2.2 Beheerste en integere bedrijfsvoering

In het belang van de naleving van de wettelijke voorschriften en het beheersen van integriteitrisico’s moeten aanbieders beschikken over een beheerste en integere bedrijfsvoering. De Implementatiewet wijziging vierde anti-witwasrichtlijn schrijft voor dat aanbieders hun bedrijfsvoering zodanig inrichten dat die integere en beheerste uitoefening is gewaarborgd. Ten behoeve daarvan moeten aanbieders onder andere belangenverstrengeling voorkomen en hun interne organisatie op de juiste manier inrichten.
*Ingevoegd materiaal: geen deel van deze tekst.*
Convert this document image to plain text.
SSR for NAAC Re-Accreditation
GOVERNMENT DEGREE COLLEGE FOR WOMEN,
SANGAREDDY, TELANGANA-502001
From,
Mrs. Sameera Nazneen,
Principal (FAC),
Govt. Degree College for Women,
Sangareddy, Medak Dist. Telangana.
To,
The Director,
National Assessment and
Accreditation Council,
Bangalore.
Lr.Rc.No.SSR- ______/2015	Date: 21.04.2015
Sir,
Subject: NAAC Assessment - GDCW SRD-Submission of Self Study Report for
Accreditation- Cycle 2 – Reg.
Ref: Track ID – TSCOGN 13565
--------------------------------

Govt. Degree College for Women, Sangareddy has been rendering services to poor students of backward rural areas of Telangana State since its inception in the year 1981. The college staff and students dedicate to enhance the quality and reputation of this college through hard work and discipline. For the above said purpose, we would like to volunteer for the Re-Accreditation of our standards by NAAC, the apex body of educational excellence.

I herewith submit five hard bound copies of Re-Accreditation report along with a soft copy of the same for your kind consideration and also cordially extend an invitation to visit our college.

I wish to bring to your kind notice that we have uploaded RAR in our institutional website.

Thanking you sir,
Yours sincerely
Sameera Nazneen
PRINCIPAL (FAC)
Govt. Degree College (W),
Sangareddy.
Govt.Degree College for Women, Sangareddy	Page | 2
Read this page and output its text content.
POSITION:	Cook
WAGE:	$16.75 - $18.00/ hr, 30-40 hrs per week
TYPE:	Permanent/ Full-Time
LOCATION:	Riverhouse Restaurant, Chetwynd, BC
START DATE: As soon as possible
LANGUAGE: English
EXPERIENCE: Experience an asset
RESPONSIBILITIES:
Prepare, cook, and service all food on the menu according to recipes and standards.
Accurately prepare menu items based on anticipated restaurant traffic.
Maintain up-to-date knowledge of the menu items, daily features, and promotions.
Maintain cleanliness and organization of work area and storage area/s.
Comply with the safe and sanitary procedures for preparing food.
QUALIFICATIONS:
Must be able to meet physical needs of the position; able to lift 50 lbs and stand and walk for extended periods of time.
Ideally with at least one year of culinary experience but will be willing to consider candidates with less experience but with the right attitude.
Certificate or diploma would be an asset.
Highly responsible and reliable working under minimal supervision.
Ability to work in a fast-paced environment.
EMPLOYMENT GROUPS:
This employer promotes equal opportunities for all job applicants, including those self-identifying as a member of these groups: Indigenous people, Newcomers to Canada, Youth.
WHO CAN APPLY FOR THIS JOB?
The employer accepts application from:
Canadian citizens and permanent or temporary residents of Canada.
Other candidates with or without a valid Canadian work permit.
Deze regels over voorkoming van belangenverstrengeling en de interne organisatie komen grotendeels overeen met bedrijfsvoeringseisen die op grond van het Besluit prudentiële regels Wft gelden voor financiële ondernemingen waar de Wet op het financieel toezicht op van toepassing is.

2.3 Boetecategorieën

Bij de huidige systematiek wordt de hoogte van het basis- en maximumbedrag van een bestuurlijke boete op grond van de Wwft vastgesteld bij algemene maatregel van bestuur, aan de hand van een indeling in boetecategorieën. De implementatiewet wijziging vierde anti-witwasrichtlijn bevat een aantal nieuwe verplichtingen, met name voor aanbieders van diensten met virtuele valuta. De bepalingen in de Wwft die deze nieuwe verplichtingen bevatten, worden toegevoegd aan het Besluit bestuurlijke boetes financiële sector zodat handhaving van die verplichtingen mogelijk wordt.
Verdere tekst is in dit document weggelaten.